Ethics Board member L.J. Ellul listens to testimony during the hearing.
A second complaint, filed by Lori Keenan and Clare Kelly, sought to use Rainey’s behavior as a rationale to void the City Council’s 7-2 vote to move toward demolition of the mansion. Kelly’s attorney Jeff Smith, known for his unsuccessful effort to have all his competitors in the mayor’s race kicked off the balot last year, also unsuccessfully sought to claim that Rainey had violated state criminal laws by raising funds for the group seeking to pay for the demolition.
On the five counts the board said it had jurisdiction over in that complaint, the board said that Rainey:
- Did not engage in prohibited fundraising activity.
- Did not use city property for prohibited poltiical activity.

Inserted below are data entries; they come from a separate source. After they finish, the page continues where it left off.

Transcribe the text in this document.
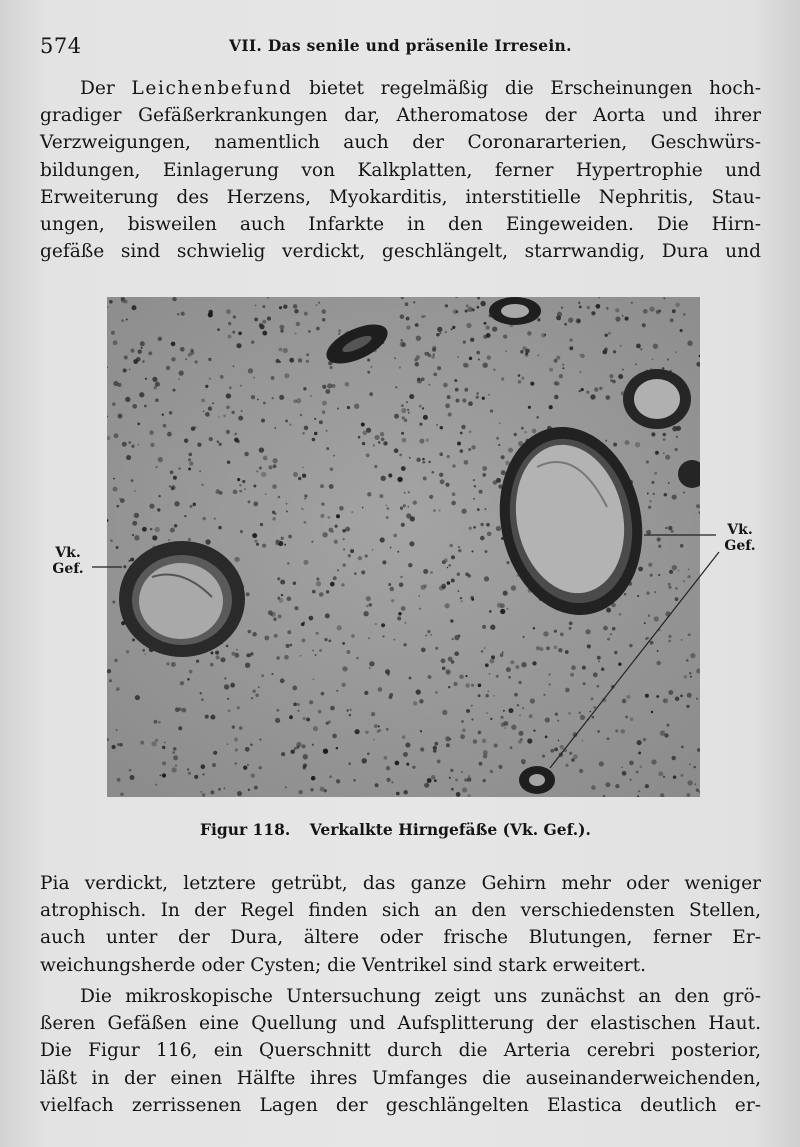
574	VII. Das senile und präsenile Irresein.
Der Leichenbefund bietet regelmäßig die Erscheinungen hoch-
gradiger Gefäßerkrankungen dar, Atheromatose der Aorta und ihrer
Verzweigungen, namentlich auch der Coronararterien, Geschwürs-
bildungen, Einlagerung von Kalkplatten, ferner Hypertrophie und
Erweiterung des Herzens, Myokarditis, interstitielle Nephritis, Stau-
ungen, bisweilen auch Infarkte in den Eingeweiden. Die Hirn-
gefäße sind schwielig verdickt, geschlängelt, starrwandig, Dura und
Vk.
Gef.
Vk.
Gef.
Figur 118. Verkalkte Hirngefäße (Vk. Gef.).
Pia verdickt, letztere getrübt, das ganze Gehirn mehr oder weniger
atrophisch. In der Regel finden sich an den verschiedensten Stellen,
auch unter der Dura, ältere oder frische Blutungen, ferner Er-
weichungsherde oder Cysten; die Ventrikel sind stark erweitert.
Die mikroskopische Untersuchung zeigt uns zunächst an den grö-
ßeren Gefäßen eine Quellung und Aufsplitterung der elastischen Haut.
Die Figur 116, ein Querschnitt durch die Arteria cerebri posterior,
läßt in der einen Hälfte ihres Umfanges die auseinanderweichenden,
vielfach zerrissenen Lagen der geschlängelten Elastica deutlich er-
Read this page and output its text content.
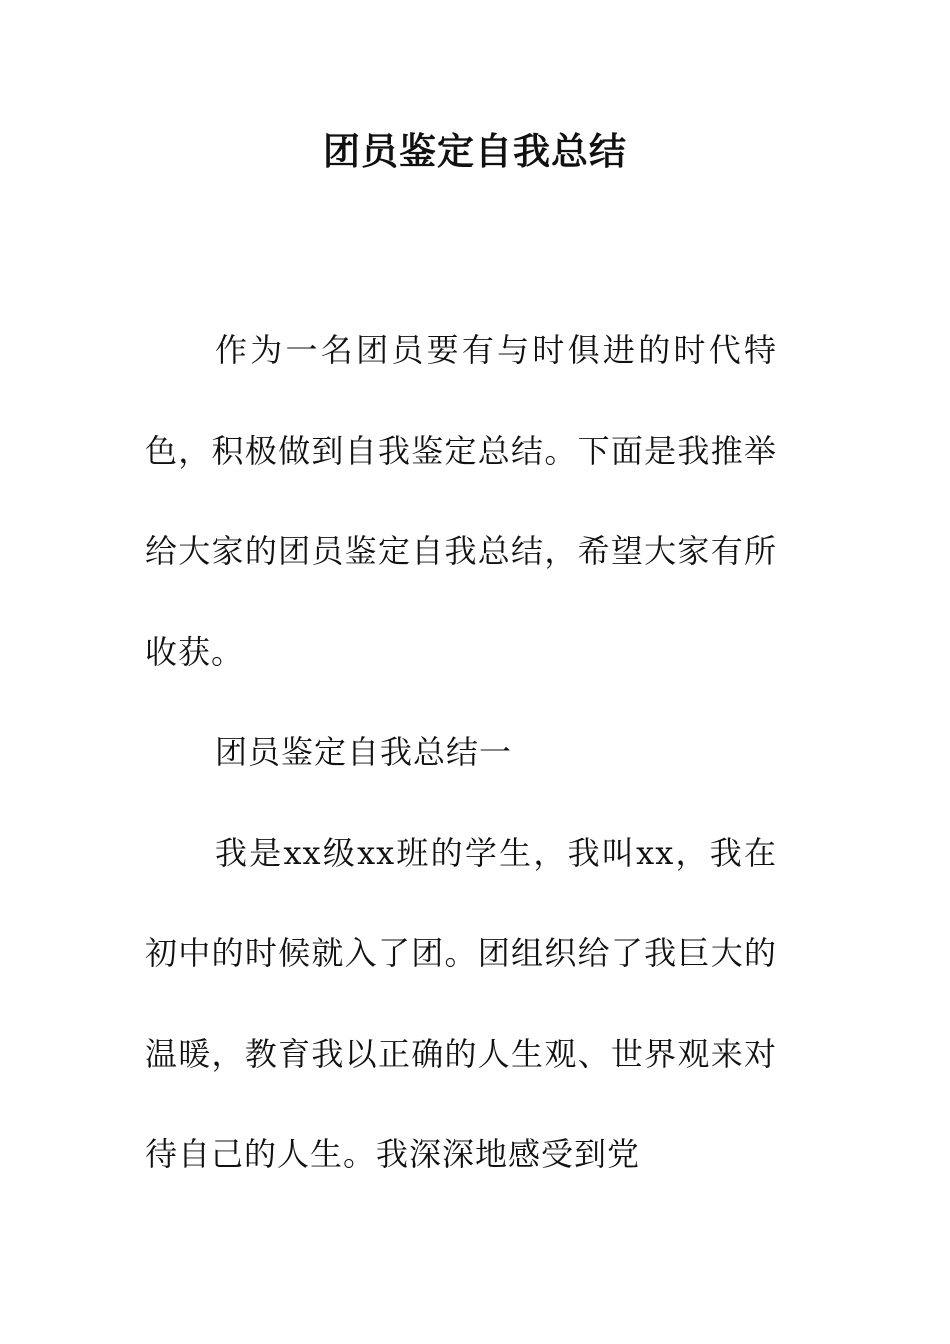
团员鉴定自我总结

作为一名团员要有与时俱进的时代特色，积极做到自我鉴定总结。下面是我推举给大家的团员鉴定自我总结，希望大家有所收获。

团员鉴定自我总结一

我是xx级xx班的学生，我叫xx，我在初中的时候就入了团。团组织给了我巨大的温暖，教育我以正确的人生观、世界观来对待自己的人生。我深深地感受到党
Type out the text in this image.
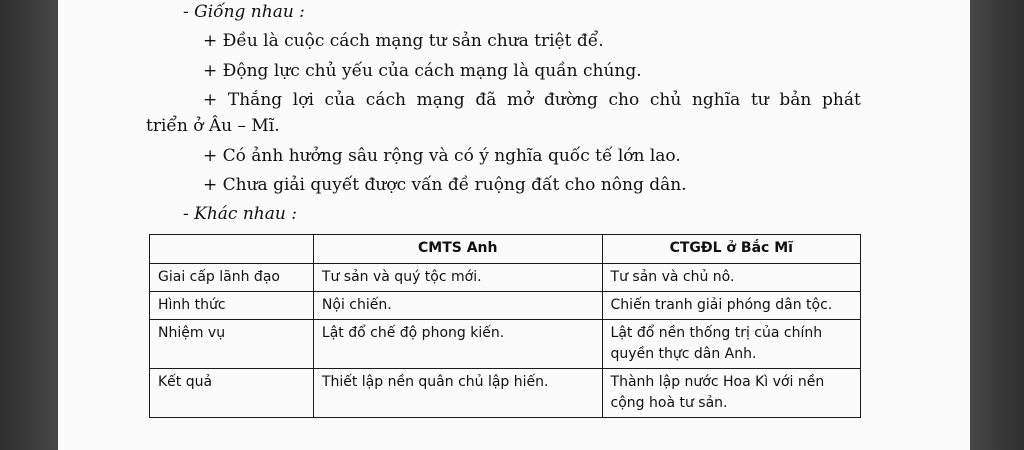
- Giống nhau :
+ Đều là cuộc cách mạng tư sản chưa triệt để.
+ Động lực chủ yếu của cách mạng là quần chúng.
+ Thắng lợi của cách mạng đã mở đường cho chủ nghĩa tư bản phát
triển ở Âu – Mĩ.
+ Có ảnh hưởng sâu rộng và có ý nghĩa quốc tế lớn lao.
+ Chưa giải quyết được vấn đề ruộng đất cho nông dân.
- Khác nhau :
	CMTS Anh	CTGĐL ở Bắc Mĩ
Giai cấp lãnh đạo	Tư sản và quý tộc mới.	Tư sản và chủ nô.
Hình thức	Nội chiến.	Chiến tranh giải phóng dân tộc.
Nhiệm vụ	Lật đổ chế độ phong kiến.	Lật đổ nền thống trị của chính quyền thực dân Anh.
Kết quả	Thiết lập nền quân chủ lập hiến.	Thành lập nước Hoa Kì với nền cộng hoà tư sản.
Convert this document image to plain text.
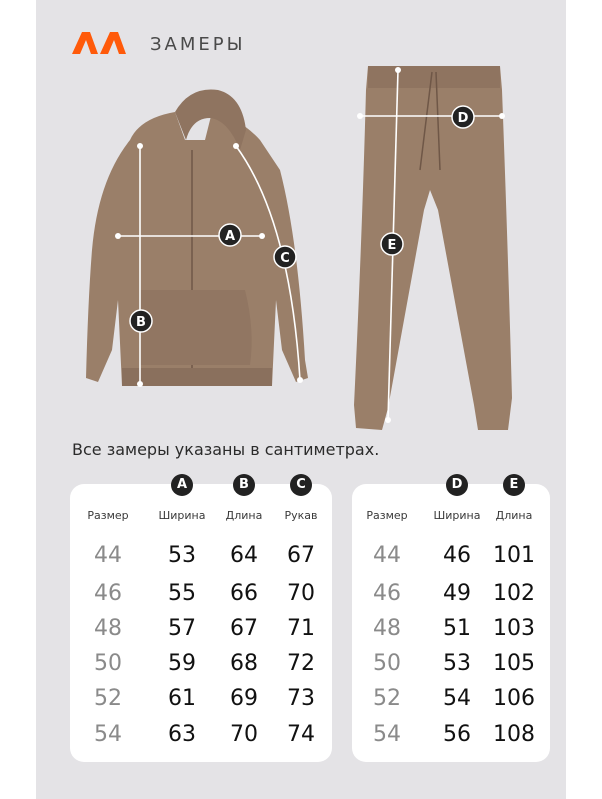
ЗАМЕРЫ
A
B
C
D
E
Все замеры указаны в сантиметрах.
A	B	C
Размер	Ширина	Длина	Рукав
44	53	64	67
46	55	66	70
48	57	67	71
50	59	68	72
52	61	69	73
54	63	70	74
D	E
Размер	Ширина	Длина
44	46	101
46	49	102
48	51	103
50	53	105
52	54	106
54	56	108
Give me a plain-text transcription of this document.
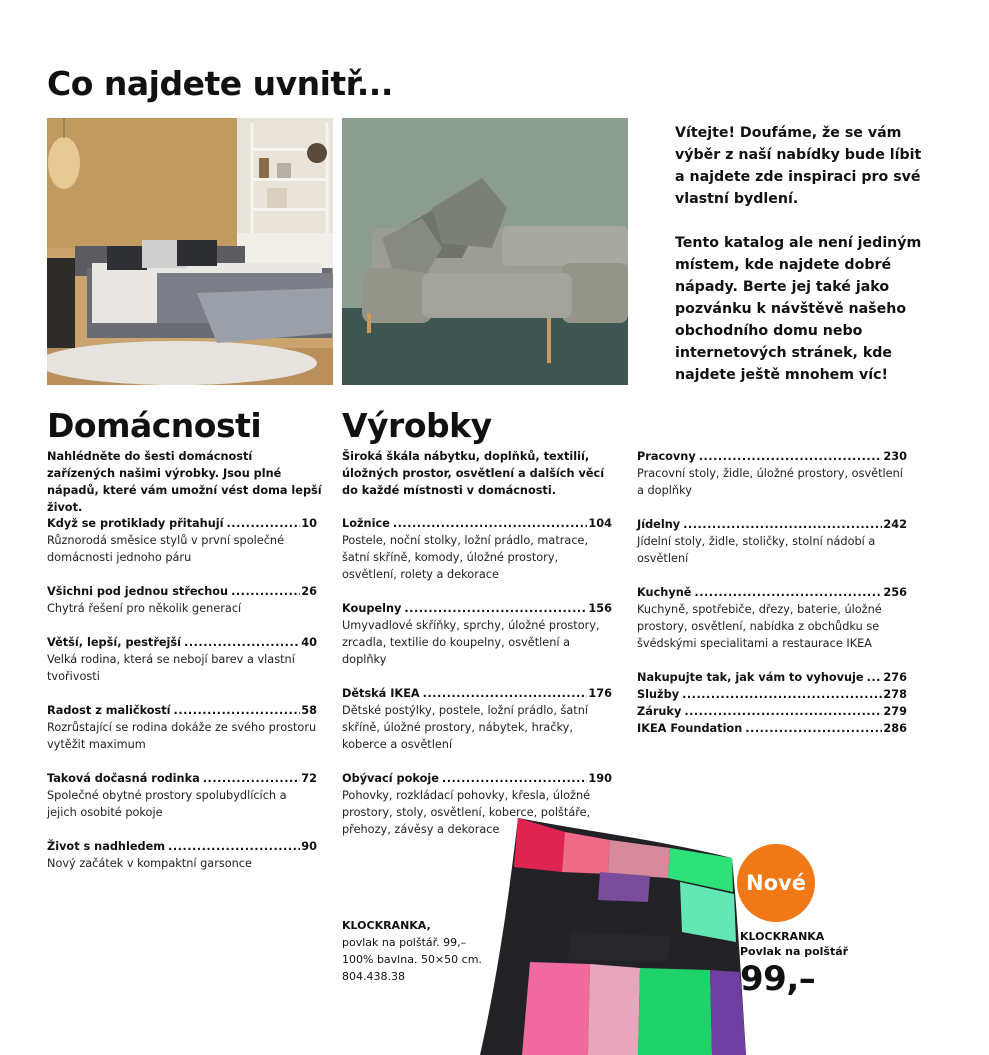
Co najdete uvnitř...

Vítejte! Doufáme, že se vám výběr z naší nabídky bude líbit a najdete zde inspiraci pro své vlastní bydlení.

Tento katalog ale není jediným místem, kde najdete dobré nápady. Berte jej také jako pozvánku k návštěvě našeho obchodního domu nebo internetových stránek, kde najdete ještě mnohem víc!

Domácnosti Výrobky

Nahlédněte do šesti domácností zařízených našimi výrobky. Jsou plné nápadů, které vám umožní vést doma lepší život.

Široká škála nábytku, doplňků, textilií, úložných prostor, osvětlení a dalších věcí do každé místnosti v domácnosti.

Když se protiklady přitahují .....	10
Různorodá směsice stylů v první společné domácnosti jednoho páru
Všichni pod jednou střechou .....	26
Chytrá řešení pro několik generací
Větší, lepší, pestřejší .....	40
Velká rodina, která se nebojí barev a vlastní tvořivosti
Radost z maličkostí .....	58
Rozrůstající se rodina dokáže ze svého prostoru vytěžit maximum
Taková dočasná rodinka .....	72
Společné obytné prostory spolubydlících a jejich osobité pokoje
Život s nadhledem .....	90
Nový začátek v kompaktní garsonce
Ložnice .....	104
Postele, noční stolky, ložní prádlo, matrace, šatní skříně, komody, úložné prostory, osvětlení, rolety a dekorace
Koupelny .....	156
Umyvadlové skříňky, sprchy, úložné prostory, zrcadla, textilie do koupelny, osvětlení a doplňky
Dětská IKEA .....	176
Dětské postýlky, postele, ložní prádlo, šatní skříně, úložné prostory, nábytek, hračky, koberce a osvětlení
Obývací pokoje .....	190
Pohovky, rozkládací pohovky, křesla, úložné prostory, stoly, osvětlení, koberce, polštáře, přehozy, závěsy a dekorace
Pracovny .....	230
Pracovní stoly, židle, úložné prostory, osvětlení a doplňky
Jídelny .....	242
Jídelní stoly, židle, stoličky, stolní nádobí a osvětlení
Kuchyně .....	256
Kuchyně, spotřebiče, dřezy, baterie, úložné prostory, osvětlení, nabídka z obchůdku se švédskými specialitami a restaurace IKEA
Nakupujte tak, jak vám to vyhovuje ..... 276
Služby .....	278
Záruky .....	279
IKEA Foundation .....	286
KLOCKRANKA,
povlak na polštář. 99,–
100% bavlna. 50×50 cm.
804.438.38
Nové
KLOCKRANKA
Povlak na polštář
99,–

- Did not improperly represent a private interest before a city body.
- Did violate the code by failing to be impartial by mocking a constiutent, using city email for fundraising and giving the appearance of a conflict of interest, among other actions.
- Did violate the code by exhibiting abuse of power through the same actions.
Board Chair Jennifer Billingsley suggested that recusing herself from future votes on the mansion issue would be an appropriate way for Rainey to address the violations.
The board is scheduled to formally adopt its recommendations at its next meeting on Nov. 20.
The board ruling, which is advisory, will then go the the City Council Rules Committee for further consideration.